Were you surprised that Jackie Robinson was not well-respected?
It was surprising how many Negro Leaguers that I read about or talked to who had resentment toward Jackie. They all thought they should have been first. The other was that Jackie was not especially good to them. He didn’t go out there saying “I’m one of what could have been 100 Negro Leaguers.” He thought he deserved it. He also disparaged the Negro Leagues generally. He thought it was beneath him. They thought he was too young and unproven. They didn’t think he was a good fielder.
Of course Paige thought he should have been the one.

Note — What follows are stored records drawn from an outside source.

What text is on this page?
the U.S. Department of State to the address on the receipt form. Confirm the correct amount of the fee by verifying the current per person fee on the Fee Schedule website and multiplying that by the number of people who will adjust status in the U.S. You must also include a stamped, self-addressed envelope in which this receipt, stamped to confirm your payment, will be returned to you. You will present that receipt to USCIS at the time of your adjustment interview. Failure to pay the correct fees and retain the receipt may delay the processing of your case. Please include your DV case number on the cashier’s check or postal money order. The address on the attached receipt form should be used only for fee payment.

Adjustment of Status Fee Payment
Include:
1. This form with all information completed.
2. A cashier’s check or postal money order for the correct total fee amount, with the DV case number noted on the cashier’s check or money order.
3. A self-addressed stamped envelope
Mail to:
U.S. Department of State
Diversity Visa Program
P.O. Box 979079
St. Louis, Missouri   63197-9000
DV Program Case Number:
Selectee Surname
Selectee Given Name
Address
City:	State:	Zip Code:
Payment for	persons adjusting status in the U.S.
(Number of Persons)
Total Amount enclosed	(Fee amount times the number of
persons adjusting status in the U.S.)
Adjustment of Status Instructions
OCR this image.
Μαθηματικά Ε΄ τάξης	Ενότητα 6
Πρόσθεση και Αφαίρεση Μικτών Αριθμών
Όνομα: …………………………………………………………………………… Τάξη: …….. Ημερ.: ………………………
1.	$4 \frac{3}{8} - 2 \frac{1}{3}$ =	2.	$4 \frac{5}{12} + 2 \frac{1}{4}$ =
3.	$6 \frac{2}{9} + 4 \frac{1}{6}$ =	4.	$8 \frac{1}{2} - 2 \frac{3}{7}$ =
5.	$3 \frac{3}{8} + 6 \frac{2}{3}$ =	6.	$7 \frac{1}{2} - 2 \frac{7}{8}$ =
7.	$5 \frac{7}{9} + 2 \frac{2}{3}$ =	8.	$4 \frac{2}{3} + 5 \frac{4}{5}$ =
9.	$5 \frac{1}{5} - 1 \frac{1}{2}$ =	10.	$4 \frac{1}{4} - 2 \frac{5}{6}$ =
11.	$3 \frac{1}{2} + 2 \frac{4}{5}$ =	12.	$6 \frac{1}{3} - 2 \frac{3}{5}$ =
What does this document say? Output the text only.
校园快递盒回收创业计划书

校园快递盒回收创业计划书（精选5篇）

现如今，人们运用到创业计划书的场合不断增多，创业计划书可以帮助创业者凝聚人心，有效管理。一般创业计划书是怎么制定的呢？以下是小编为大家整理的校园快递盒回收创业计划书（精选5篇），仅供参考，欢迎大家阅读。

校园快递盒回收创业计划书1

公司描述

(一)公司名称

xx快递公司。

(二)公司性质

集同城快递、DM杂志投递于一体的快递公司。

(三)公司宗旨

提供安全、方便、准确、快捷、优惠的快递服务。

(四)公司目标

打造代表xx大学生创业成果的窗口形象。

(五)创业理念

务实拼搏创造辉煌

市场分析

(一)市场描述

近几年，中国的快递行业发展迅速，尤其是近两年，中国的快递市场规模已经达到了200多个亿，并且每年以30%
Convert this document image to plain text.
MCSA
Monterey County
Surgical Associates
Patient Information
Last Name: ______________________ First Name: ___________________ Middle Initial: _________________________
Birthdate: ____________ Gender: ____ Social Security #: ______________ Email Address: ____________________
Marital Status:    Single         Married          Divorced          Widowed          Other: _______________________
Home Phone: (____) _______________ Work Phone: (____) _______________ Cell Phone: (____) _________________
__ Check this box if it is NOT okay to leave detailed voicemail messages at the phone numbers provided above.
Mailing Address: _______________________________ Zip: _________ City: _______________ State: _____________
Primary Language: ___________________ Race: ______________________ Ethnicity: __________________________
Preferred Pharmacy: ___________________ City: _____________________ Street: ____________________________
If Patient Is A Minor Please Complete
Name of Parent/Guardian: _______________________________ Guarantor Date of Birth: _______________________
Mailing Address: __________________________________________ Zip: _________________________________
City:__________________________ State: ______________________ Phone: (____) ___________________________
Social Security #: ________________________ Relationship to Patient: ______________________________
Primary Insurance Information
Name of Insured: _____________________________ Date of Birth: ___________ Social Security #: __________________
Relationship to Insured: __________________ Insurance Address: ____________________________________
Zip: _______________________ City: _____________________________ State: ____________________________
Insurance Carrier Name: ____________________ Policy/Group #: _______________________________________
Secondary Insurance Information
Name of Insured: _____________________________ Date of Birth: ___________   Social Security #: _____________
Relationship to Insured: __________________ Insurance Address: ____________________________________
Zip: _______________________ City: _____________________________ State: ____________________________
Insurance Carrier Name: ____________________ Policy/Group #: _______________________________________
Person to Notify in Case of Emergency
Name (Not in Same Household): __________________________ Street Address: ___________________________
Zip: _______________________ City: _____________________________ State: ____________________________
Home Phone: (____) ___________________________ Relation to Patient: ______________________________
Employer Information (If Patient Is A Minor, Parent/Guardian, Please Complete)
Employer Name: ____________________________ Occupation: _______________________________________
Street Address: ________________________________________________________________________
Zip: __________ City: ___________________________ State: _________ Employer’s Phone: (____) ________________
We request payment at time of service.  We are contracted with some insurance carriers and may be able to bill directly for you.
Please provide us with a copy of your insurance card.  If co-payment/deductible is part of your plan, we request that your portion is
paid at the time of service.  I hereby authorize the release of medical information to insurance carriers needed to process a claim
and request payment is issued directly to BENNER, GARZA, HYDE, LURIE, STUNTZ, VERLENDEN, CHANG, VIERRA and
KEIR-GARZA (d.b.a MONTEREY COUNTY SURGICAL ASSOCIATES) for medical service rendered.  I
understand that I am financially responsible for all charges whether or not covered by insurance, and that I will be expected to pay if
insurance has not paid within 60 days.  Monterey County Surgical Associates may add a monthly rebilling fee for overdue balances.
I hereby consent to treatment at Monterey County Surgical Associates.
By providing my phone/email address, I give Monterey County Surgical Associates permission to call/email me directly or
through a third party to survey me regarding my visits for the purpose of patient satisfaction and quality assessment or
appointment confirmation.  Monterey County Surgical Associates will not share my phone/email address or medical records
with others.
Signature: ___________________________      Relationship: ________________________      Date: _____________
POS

He would have loved to have had the natural legacy of having been the first. He thought he had earned the right. He thought that was the way it would go down. It would have been a completely different way of how history would have gone down. Jackie was young and had many great years. Satchel was on the way down. It is an interesting dilemma to think about what it would have been like for Satchel to have been first. But there is no question in my mind that he would have traded in everything to be the guy that Branch Rickey picked.
How did you separate fact from fiction?
I found that the Liberty Valance quote was true about Satchel Paige over the years. People printed the legend and they printed the legend partly because that is what Satchel told them and they had neither the time nor the inclination to sort it out because the legends were good. And they printed the legend because it had been printed enough that it had become fact. One of the fun things for me in this project was trying to sort out fact from legend. Satchel did in factor embellish and it got me to wonder why he did.
And why was that?
One was that he was a great story teller, it was natural to him to tell a hundred stories that he had told 100 times to reporters who he knew were not going to catch up on it. At times he would play with people. But he also exaggerated for a reason that I thought was kind of sad. Babe Ruth and Ted Williams and Joe DiMaggio had reporters with them everyday chronicling their legend. Satchel Paige knew to get attention he had to go a step beyond and create a bit of mystery.The idea that he to be his own legend builder is a reflection of the Jim Crow era he grew up in and played in his early years.
Would he have been a good pick?
In many ways he would have been a brilliant pick. He would have been entertaining to fans. At the age of 42 he would have had people wondering what they had missed in terms of all the younger years of this guy who was still sensational. Much more than Jackie he would have been a symbol of all those years of segregation.
But you can understand how frustrating he might have been to authority?
Yes. I would rather have had him as my grandfather or uncle than my father. As a father you want someone who is dependable. And that isn’t someone Satchel was. He was somebody who you want to have a grandfather who was a great story teller. And you didn’t care if they were true or not. I would have also rather had him as a friend and as a competitor than as a teammate. Dependability was something he had a hard time with.
How good of a pitcher was he really?
Bob Feller said Satchel was close to in equivalency to him in terms of speed and finesse. I think that Satchel may have been the best combination of speed, finesse and intelligence in spurts like Sandy Koufax at their greatest. And did it so much longer than anybody could have ever dreamed of doing it. He did it so well for so long he will go down as accomplishing something no one ever did.